Am besten gefiel mir der deutsche Riesling Hermannsberg 2018 des Guts Hermannsberg – dank seiner Kraft, seiner Frucht und seiner Säure. Er hielt das hohe Niveau auf der Mittelstation und im Hotel. Allerdings wirkte der Weisswein in der Höhe reifer als im Hotel. Bei den Roten hatten die kraftvollen Weine aus dem spanischen Ribera del Duero und dem Bordelais ganz oben Vorteile gegenüber dem filigranen Pinot noir aus dem Kanton Zürich, der seine wahren Qualitäten erst auf 2000 und 1000 Metern ausspielen konnte. Und da war noch der Walliser Humagne Blanche, der ein Jahr im Eispalast auf dem Jungfraujoch reifte: Er machte überall eine gute Figur – die Höhenlagerung hat ihm offensichtlich gutgetan.

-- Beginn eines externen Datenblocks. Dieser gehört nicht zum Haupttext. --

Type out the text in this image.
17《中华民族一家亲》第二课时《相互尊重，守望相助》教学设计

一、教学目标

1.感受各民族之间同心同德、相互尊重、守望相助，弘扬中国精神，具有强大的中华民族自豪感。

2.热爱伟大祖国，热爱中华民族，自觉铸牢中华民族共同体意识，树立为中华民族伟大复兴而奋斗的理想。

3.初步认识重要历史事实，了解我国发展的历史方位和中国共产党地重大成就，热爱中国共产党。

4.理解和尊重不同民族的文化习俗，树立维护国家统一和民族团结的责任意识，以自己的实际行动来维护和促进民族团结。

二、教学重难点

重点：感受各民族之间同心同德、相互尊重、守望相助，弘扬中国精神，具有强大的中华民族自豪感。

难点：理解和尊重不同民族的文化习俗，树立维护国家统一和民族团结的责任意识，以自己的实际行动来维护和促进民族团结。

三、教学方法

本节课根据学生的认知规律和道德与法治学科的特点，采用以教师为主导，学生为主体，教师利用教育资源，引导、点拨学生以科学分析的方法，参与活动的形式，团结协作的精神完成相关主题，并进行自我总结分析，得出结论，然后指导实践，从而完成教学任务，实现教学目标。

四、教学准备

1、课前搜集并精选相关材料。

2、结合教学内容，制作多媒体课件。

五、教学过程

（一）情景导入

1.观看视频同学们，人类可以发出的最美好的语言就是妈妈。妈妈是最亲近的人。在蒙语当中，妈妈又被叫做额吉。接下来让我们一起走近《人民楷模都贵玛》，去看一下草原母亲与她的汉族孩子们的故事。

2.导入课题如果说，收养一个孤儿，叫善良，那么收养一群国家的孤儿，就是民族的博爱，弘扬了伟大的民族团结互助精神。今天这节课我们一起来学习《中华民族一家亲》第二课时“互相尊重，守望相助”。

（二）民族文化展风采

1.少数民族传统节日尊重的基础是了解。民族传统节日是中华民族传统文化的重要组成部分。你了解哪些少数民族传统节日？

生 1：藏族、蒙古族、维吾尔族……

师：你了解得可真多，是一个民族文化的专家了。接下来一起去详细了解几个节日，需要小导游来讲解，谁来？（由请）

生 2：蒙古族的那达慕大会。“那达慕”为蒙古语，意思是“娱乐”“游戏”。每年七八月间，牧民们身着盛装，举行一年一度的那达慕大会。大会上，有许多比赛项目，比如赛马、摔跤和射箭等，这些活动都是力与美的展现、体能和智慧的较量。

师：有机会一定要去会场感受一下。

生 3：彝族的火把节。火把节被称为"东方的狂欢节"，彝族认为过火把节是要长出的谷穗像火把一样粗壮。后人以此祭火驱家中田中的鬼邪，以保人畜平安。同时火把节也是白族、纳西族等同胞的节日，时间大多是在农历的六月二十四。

Diese acht Weine wurden je dreimal degustiert:
- Dézaley Chemin de Fer 2022, Domaine Massy, Waadt: Weisswein mit dezenter Aromatik, trocken, mineralisch, schlank, gute Länge, zeigte sich am besten in Grindelwald.
- Chardonnay 2022, David Moret, Burgund: Weisswein mit mittlerer Intensität, dezente Röstnoten, herrührend vom Barrique-Ausbau, trocken, mittelschwer, zeigt sich ebenfalls am besten im Hotel.
- Riesling Hermannsberg 2018, Gut Hermannsberg, Nahe: Gereifter, kraftvoller, geschmacksintensiver Wein mit viel Frucht und Mineralität, der beste auf dem Jungfraujoch.
- 3454 – Reine des Glaces 2022, Weingut Gregor Kuonen, Wallis: Ein Humagne Blanche, der während eines Jahres in der Eiswelt auf dem Jungfraujoch reifte, relativ aromatisch, intensiv, mittelschwer, mittlere Säure, zeigte überall seine Fähigkeiten.
- Champagne Blanc de Blancs Brut, Alexandre Bonnet les Riceys, Champagne: Trockener, eleganter Schaumwein, der in der Höhe schnell seine Perlage verlor, gute Performance in Grindelwald.
- Pinot noir Chlosterberg 2020, Weingut Besson-Strasser, Zürich: Finessenreicher Lagenwein mit dezentem Holzausbau, sehr fein und etwas zurückhaltend auf dem Jungfraujoch, gut auf der Kleinen Scheidegg, grandios in Grindelwald.
- Matallana 2019, Telmo Rodriguez, Ribera del Duero: Kraftvoller Rotwein aus dem Ribera del Duero, vorwiegend aus Tempranillo gekeltert, zugänglich und mehrheitsfähig auf allen Höhen.
- Cos d’Estournel 2018, Bordelais: Kräftiger, schon fast opulenter Wein, wegen des heissen Jahres fast an einen Kalifornier erinnernd, dank der Geschmacksintensität und den markanten Gerbstoffen am zugänglichsten auf dem Jungfraujoch.